Karl Piloty wurde am 1. Oktober 1826 zu München geboren. – Sein Talent entwickelte sich schon frühzeitig, und kaum 15 Jahre alt wurde er von seinem Vater, dem Lithographen Ferd. Piloty, in die Akademie gebracht, welcher damals der mit Ferd. Piloty persönlich befreundete Cornelius vorstand. – Durch den plötzlichen Tod seines Vaters in seinen Studien unterbrochen, war Karl Piloty gezwungen, um ein von seinem Vater begonnenes Werk (die Herausgabe der in der Pinakothek befindlichen Gemälde in lithographischer Nachbildung) nicht unbeendet zu lassen, 6 Jahre lang zu lithographiren. Das unausgesetzte Kopiren der alten Meister machte ihn mit dem Geiste derselben vertraut, wozu dann noch später der befruchtende Einfluß des ihm verwandten Schorn's kam.

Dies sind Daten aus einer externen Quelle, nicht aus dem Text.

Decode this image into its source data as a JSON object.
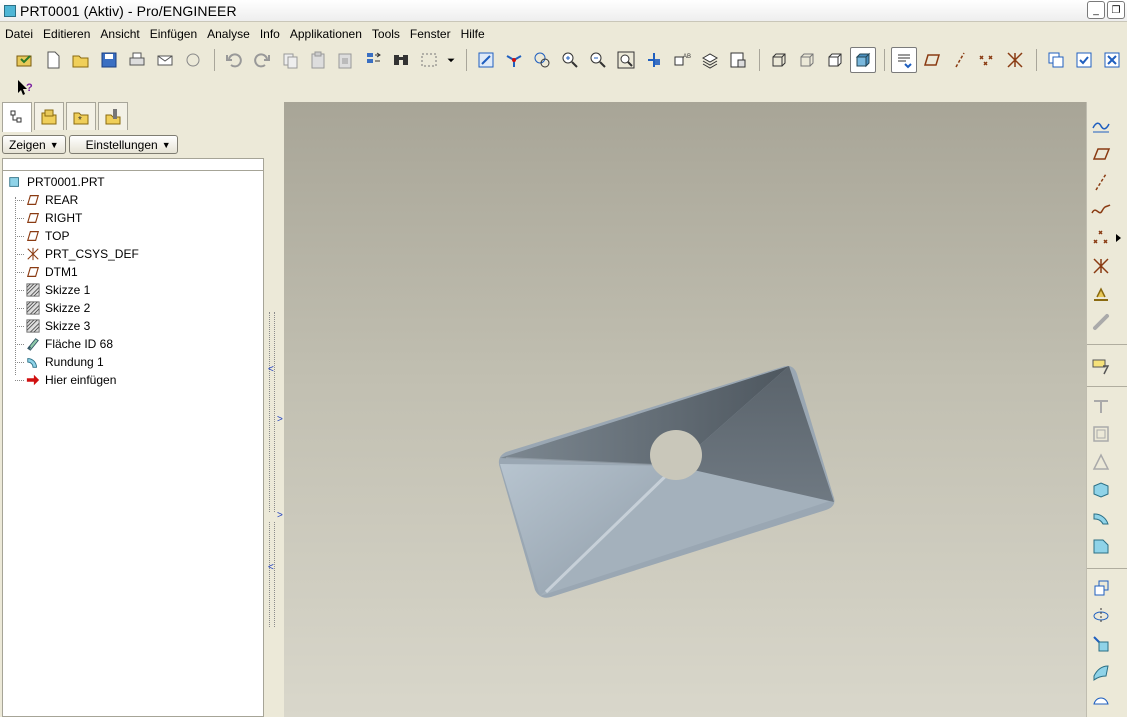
{
  "window": {
    "title": "PRT0001 (Aktiv) - Pro/ENGINEER",
    "minimize_glyph": "_",
    "restore_glyph": "❐"
  },
  "menu": [
    {
      "label": "Datei"
    },
    {
      "label": "Editieren"
    },
    {
      "label": "Ansicht"
    },
    {
      "label": "Einfügen"
    },
    {
      "label": "Analyse"
    },
    {
      "label": "Info"
    },
    {
      "label": "Applikationen"
    },
    {
      "label": "Tools"
    },
    {
      "label": "Fenster"
    },
    {
      "label": "Hilfe"
    }
  ],
  "left_panel": {
    "show_button": "Zeigen",
    "settings_button": "Einstellungen",
    "tree": {
      "root": "PRT0001.PRT",
      "items": [
        {
          "label": "REAR",
          "icon": "datum-plane-icon"
        },
        {
          "label": "RIGHT",
          "icon": "datum-plane-icon"
        },
        {
          "label": "TOP",
          "icon": "datum-plane-icon"
        },
        {
          "label": "PRT_CSYS_DEF",
          "icon": "csys-icon"
        },
        {
          "label": "DTM1",
          "icon": "datum-plane-icon"
        },
        {
          "label": "Skizze 1",
          "icon": "sketch-icon"
        },
        {
          "label": "Skizze 2",
          "icon": "sketch-icon"
        },
        {
          "label": "Skizze 3",
          "icon": "sketch-icon"
        },
        {
          "label": "Fläche ID 68",
          "icon": "surface-icon"
        },
        {
          "label": "Rundung 1",
          "icon": "round-icon"
        },
        {
          "label": "Hier einfügen",
          "icon": "insert-here-arrow-icon"
        }
      ]
    }
  },
  "colors": {
    "datum": "#8a3b12",
    "insert_arrow": "#d01010",
    "toolbar_blue": "#1f5fbf",
    "model_face": "#a9b6c2",
    "model_dark": "#5f6870"
  }
}
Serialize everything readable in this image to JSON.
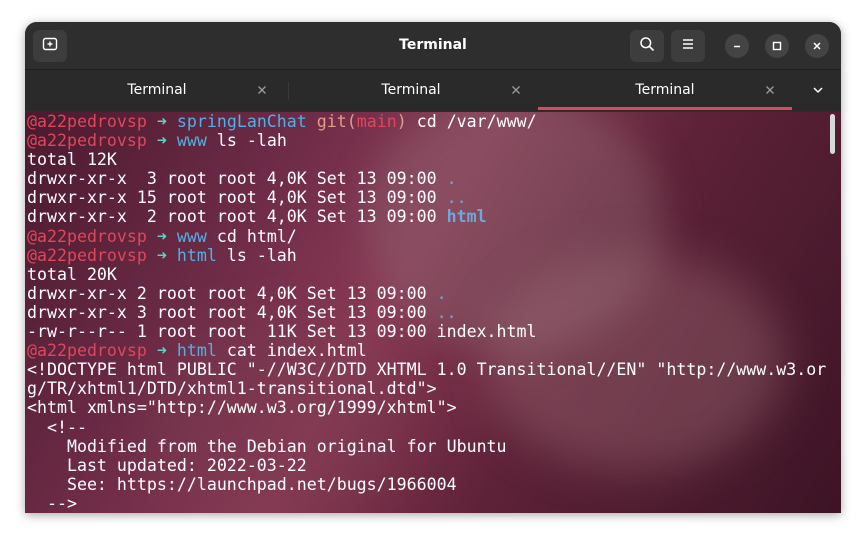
{
  "window": {
    "title": "Terminal"
  },
  "tabs": [
    {
      "label": "Terminal",
      "active": false
    },
    {
      "label": "Terminal",
      "active": false
    },
    {
      "label": "Terminal",
      "active": true
    }
  ],
  "colors": {
    "accent": "#e0465e",
    "prompt_user": "#e0465e",
    "prompt_arrow": "#5fd3c1",
    "prompt_dir": "#4fb0e6"
  },
  "terminal": {
    "prompt_user": "@a22pedrovsp",
    "prompt_arrow": "➜",
    "lines": [
      {
        "kind": "prompt",
        "dir": "springLanChat",
        "git": "git:(main)",
        "cmd": "cd /var/www/"
      },
      {
        "kind": "prompt",
        "dir": "www",
        "cmd": "ls -lah"
      },
      {
        "kind": "text",
        "text": "total 12K"
      },
      {
        "kind": "ls",
        "text": "drwxr-xr-x  3 root root 4,0K Set 13 09:00 ",
        "name": ".",
        "style": "dir"
      },
      {
        "kind": "ls",
        "text": "drwxr-xr-x 15 root root 4,0K Set 13 09:00 ",
        "name": "..",
        "style": "dir"
      },
      {
        "kind": "ls",
        "text": "drwxr-xr-x  2 root root 4,0K Set 13 09:00 ",
        "name": "html",
        "style": "bold"
      },
      {
        "kind": "prompt",
        "dir": "www",
        "cmd": "cd html/"
      },
      {
        "kind": "prompt",
        "dir": "html",
        "cmd": "ls -lah"
      },
      {
        "kind": "text",
        "text": "total 20K"
      },
      {
        "kind": "ls",
        "text": "drwxr-xr-x 2 root root 4,0K Set 13 09:00 ",
        "name": ".",
        "style": "dir"
      },
      {
        "kind": "ls",
        "text": "drwxr-xr-x 3 root root 4,0K Set 13 09:00 ",
        "name": "..",
        "style": "dir"
      },
      {
        "kind": "ls",
        "text": "-rw-r--r-- 1 root root  11K Set 13 09:00 ",
        "name": "index.html",
        "style": "plain"
      },
      {
        "kind": "prompt",
        "dir": "html",
        "cmd": "cat index.html"
      },
      {
        "kind": "text",
        "text": "<!DOCTYPE html PUBLIC \"-//W3C//DTD XHTML 1.0 Transitional//EN\" \"http://www.w3.or"
      },
      {
        "kind": "text",
        "text": "g/TR/xhtml1/DTD/xhtml1-transitional.dtd\">"
      },
      {
        "kind": "text",
        "text": "<html xmlns=\"http://www.w3.org/1999/xhtml\">"
      },
      {
        "kind": "text",
        "text": "  <!--"
      },
      {
        "kind": "text",
        "text": "    Modified from the Debian original for Ubuntu"
      },
      {
        "kind": "text",
        "text": "    Last updated: 2022-03-22"
      },
      {
        "kind": "text",
        "text": "    See: https://launchpad.net/bugs/1966004"
      },
      {
        "kind": "text",
        "text": "  -->"
      }
    ]
  }
}
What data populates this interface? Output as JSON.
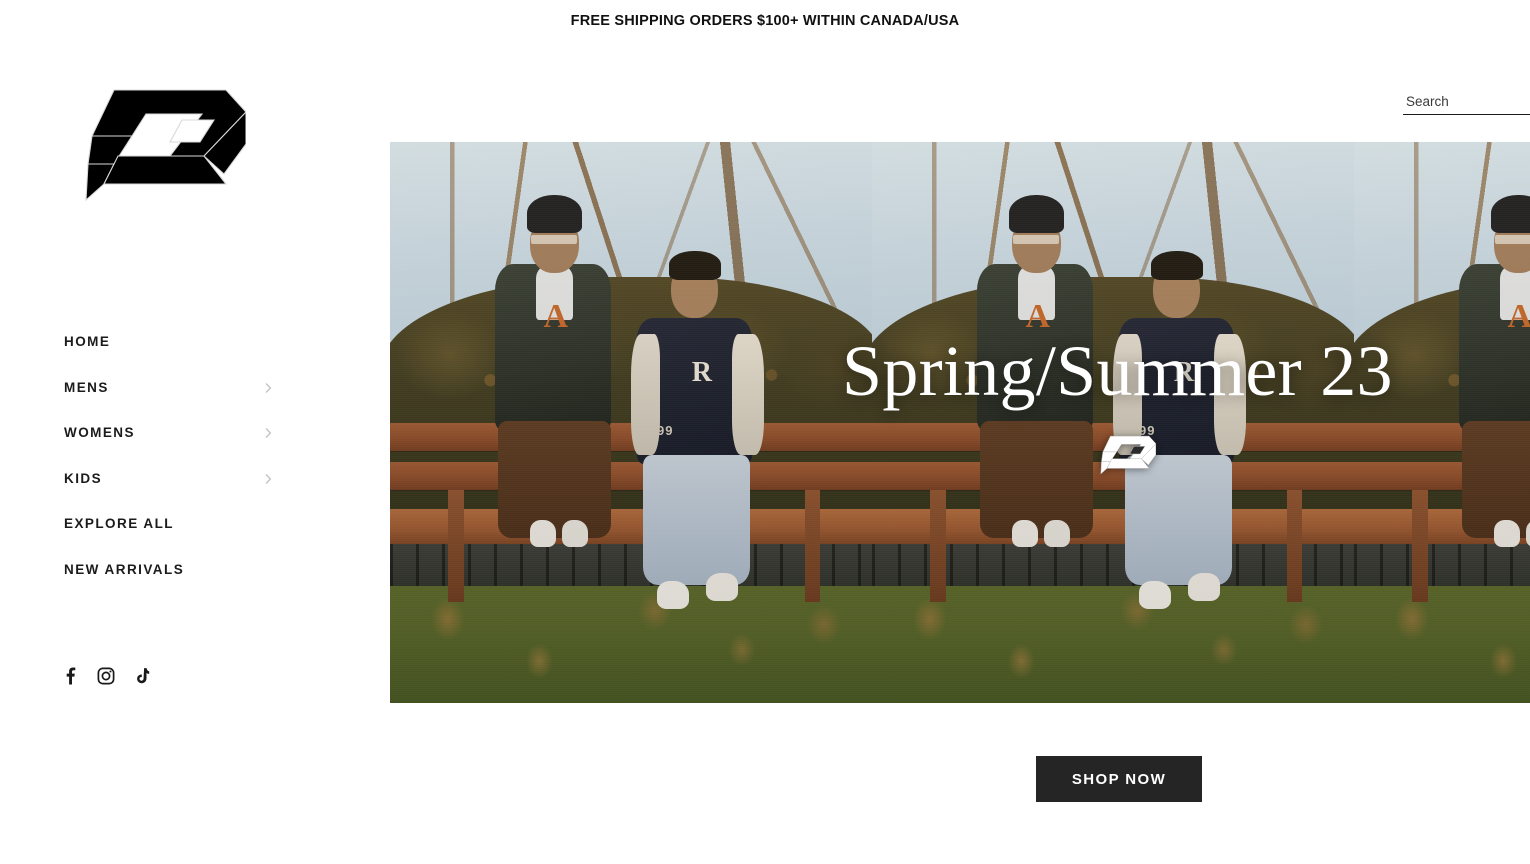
{
  "announcement": {
    "text": "FREE SHIPPING ORDERS $100+ WITHIN CANADA/USA"
  },
  "brand": {
    "logo_icon": "isometric-3d-monogram-logo",
    "logo_color": "#000000"
  },
  "search": {
    "placeholder": "Search",
    "value": "",
    "icon": "search-input-underline"
  },
  "sidebar": {
    "nav": [
      {
        "label": "HOME",
        "has_submenu": false,
        "chevron_icon": null
      },
      {
        "label": "MENS",
        "has_submenu": true,
        "chevron_icon": "chevron-right-icon"
      },
      {
        "label": "WOMENS",
        "has_submenu": true,
        "chevron_icon": "chevron-right-icon"
      },
      {
        "label": "KIDS",
        "has_submenu": true,
        "chevron_icon": "chevron-right-icon"
      },
      {
        "label": "EXPLORE ALL",
        "has_submenu": false,
        "chevron_icon": null
      },
      {
        "label": "NEW ARRIVALS",
        "has_submenu": false,
        "chevron_icon": null
      }
    ],
    "social": [
      {
        "name": "Facebook",
        "icon": "facebook-icon"
      },
      {
        "name": "Instagram",
        "icon": "instagram-icon"
      },
      {
        "name": "TikTok",
        "icon": "tiktok-icon"
      }
    ]
  },
  "hero": {
    "title": "Spring/Summer 23",
    "watermark_icon": "brand-mark-white",
    "scene_description": "Two men seated on a brown park bench outdoors in front of a hedge and bare trees, autumn grass with fallen leaves",
    "figure_one": {
      "letter": "A",
      "letter_color": "#c2652a",
      "jacket": "dark green",
      "headwear": "black beanie"
    },
    "figure_two": {
      "letter": "R",
      "number": "99",
      "jacket": "navy and cream varsity"
    },
    "repeat_count": 3
  },
  "cta": {
    "shop_label": "SHOP NOW",
    "background": "#252525",
    "text_color": "#ffffff"
  }
}
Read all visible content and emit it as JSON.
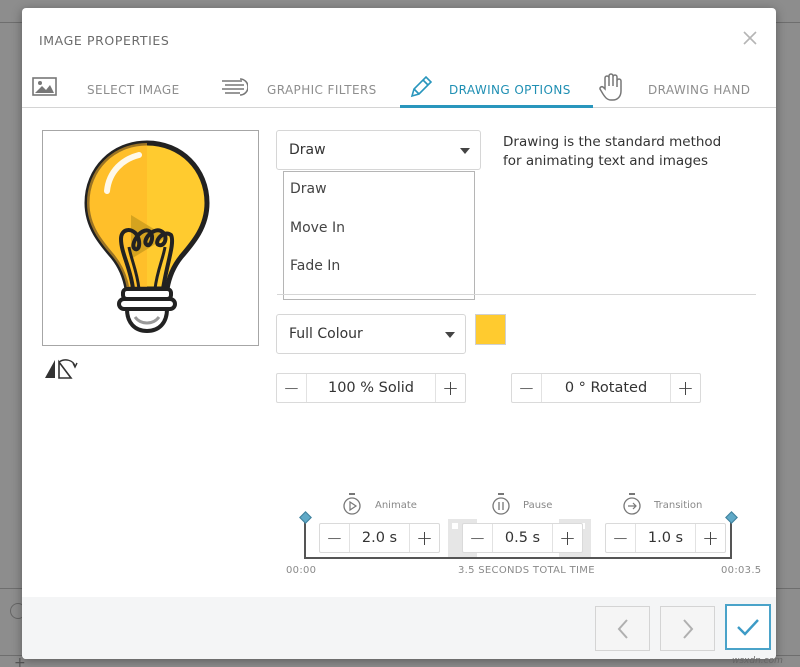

Eines seiner ersten Bilder, »die Amme«, lenkte die Blicke König Max I., sowie des kunstsinnigen Königs Ludwig I. auf ihn. – »Kurfürst Maximilian« als Oberhaupt der »Liga« ist der erste Versuch auf geschichtlichem Felde, welches von Piloty von nun an beinahe ausschließlich kultivirt wurde. – Hieran reihte sich der von König Ludwig I. für die neue Pinakothek erworbene »Seni vor der Leiche Wallenstein's«, ein Bild, in welchem das Charakteristische der Schöpfungen Piloty's, das Vorwalten des eigentlich malerischen Elements, der koloristischen Erscheinung und des Tons schon merklich hervortritt. – Seine Berufung als Professor an die Akademie der bildenden Künste zu München fällt in das Jahr 1854. – Von da an beginnt seine eigentliche fruchtbringende Thätigkeit als Lehrer.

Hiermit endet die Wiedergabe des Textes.